Llegó entre manos desconocidas desde Marruecos a Tarifa, donde la pequeña de apenas unos meses fue sacada en volandas de la patera y protegida en su regazo por alguien de Cruz Roja. Su madre, quizá su padre, se quedó al otro lado del mar, quizá porque a última hora no pudo subir a la barca, quizá porque no podía pagar un lugar más a los hijos de puta que trafican con la desesperación, pero seguro que porque quería para su hija algo mejor.

A la niña se le ha puesto un nombre, Princesa -en realidad se llama Fátima -. He visto el momento varias veces, y me sigue impresionando su carita dulce, sus enormes ojos, su sereno desconcierto, y su silencio. Un silencio que rompe el corazón si es el de una cría de meses que ha llegado en brazos de gente que no es su mamá, ha pasado frío y hambre, y ha sido acunada por alguien tan raro como un hombre blanco.

Pero Princesa no ha soltado ni una lágrima.
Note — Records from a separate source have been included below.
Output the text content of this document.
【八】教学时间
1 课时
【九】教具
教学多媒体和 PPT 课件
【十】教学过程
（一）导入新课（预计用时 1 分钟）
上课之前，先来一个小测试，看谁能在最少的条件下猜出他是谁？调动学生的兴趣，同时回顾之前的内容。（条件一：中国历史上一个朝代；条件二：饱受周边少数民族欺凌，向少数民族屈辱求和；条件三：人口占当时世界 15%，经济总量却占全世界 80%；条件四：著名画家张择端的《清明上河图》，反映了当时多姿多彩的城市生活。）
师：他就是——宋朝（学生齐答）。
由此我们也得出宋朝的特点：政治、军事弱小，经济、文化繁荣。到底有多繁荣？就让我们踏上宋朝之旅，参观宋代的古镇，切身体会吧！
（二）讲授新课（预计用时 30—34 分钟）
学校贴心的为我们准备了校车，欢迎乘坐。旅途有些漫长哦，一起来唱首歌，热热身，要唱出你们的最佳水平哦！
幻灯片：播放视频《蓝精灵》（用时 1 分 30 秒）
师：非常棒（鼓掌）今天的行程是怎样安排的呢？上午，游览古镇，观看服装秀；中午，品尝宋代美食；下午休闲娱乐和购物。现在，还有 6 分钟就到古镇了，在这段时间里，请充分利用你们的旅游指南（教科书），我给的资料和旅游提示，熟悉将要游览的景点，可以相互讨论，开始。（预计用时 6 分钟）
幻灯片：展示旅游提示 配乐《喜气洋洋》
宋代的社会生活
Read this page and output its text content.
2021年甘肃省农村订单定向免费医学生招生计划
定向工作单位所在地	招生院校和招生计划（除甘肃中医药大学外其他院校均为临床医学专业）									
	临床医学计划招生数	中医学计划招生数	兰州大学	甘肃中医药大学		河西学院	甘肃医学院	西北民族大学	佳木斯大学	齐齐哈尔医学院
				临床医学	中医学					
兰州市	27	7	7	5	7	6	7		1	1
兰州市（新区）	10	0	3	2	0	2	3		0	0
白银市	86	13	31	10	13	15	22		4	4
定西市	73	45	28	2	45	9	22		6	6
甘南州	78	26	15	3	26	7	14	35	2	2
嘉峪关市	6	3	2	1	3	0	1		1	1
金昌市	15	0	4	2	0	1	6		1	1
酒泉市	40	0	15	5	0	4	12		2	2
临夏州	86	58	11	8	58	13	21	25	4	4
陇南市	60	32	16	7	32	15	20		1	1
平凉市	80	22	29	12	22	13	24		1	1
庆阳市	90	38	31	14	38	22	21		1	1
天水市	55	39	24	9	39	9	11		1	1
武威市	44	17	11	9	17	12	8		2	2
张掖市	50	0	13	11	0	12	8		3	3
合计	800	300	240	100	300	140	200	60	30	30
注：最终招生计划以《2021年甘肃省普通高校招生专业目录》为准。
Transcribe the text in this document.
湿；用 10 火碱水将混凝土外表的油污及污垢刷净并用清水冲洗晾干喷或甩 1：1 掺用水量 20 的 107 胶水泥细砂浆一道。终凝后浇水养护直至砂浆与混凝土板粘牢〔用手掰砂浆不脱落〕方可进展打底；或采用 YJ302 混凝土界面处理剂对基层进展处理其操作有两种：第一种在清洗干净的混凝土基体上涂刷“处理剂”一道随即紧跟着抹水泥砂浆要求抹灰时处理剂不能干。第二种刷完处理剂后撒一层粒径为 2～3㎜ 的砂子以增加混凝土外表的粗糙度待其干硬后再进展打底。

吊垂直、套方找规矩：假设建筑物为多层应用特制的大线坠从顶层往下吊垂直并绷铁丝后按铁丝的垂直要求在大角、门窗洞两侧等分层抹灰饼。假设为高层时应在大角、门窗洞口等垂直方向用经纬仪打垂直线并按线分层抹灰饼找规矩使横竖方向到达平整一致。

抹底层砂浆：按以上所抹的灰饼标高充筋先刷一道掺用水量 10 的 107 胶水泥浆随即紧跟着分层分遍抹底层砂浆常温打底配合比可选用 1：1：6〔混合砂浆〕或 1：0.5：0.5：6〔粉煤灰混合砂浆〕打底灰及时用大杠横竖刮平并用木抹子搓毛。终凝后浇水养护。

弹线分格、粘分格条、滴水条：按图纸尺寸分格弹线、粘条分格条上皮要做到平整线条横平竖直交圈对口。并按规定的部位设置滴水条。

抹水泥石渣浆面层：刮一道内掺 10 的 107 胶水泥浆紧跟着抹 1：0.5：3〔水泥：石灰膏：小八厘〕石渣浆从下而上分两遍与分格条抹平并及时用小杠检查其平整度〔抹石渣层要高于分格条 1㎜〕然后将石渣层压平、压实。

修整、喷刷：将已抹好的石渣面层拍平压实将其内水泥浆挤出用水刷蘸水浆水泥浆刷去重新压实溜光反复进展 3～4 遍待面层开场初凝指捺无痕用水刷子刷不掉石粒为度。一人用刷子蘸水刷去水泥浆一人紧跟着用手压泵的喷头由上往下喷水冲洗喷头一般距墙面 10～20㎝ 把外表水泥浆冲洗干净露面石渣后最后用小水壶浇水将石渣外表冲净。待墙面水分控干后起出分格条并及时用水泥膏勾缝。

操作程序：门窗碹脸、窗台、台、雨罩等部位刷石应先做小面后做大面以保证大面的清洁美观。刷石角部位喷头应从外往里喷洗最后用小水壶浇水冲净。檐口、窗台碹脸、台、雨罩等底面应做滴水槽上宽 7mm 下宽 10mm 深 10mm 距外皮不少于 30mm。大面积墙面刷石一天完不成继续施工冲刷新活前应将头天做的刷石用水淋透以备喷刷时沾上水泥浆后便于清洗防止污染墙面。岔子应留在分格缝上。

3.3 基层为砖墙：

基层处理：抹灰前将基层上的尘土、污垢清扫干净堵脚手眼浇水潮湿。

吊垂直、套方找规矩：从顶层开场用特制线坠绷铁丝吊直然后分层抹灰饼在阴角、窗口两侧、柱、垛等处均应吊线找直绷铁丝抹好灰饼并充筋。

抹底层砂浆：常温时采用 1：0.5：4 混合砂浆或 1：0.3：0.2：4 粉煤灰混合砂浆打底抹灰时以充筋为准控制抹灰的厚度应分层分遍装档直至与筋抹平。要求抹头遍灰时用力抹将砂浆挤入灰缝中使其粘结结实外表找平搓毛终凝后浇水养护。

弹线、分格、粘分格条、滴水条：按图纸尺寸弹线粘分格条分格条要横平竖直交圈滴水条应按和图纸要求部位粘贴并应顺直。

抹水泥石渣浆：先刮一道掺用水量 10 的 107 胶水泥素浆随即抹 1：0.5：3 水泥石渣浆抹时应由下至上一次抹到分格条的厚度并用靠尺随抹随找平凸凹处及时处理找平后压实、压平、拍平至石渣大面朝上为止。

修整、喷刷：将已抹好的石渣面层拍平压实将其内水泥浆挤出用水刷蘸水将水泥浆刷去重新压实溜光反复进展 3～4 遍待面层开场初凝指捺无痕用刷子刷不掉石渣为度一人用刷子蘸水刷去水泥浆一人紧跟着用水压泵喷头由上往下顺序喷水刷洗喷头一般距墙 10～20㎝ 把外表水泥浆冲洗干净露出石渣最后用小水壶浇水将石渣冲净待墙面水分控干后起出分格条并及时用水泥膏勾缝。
Quizá algún día vuelva con mamá y ésta pueda contarle la historia, lo que pasó cuando tuvo que dejarla en el bote porque la policía de Marruecos estaba a punto de abortar el viaje y había que decidir rápido. Y la madre, rota, encogida por la incertidumbre, lo tuvo claro. Ella, lo intentaría ella, su hija, su princesa.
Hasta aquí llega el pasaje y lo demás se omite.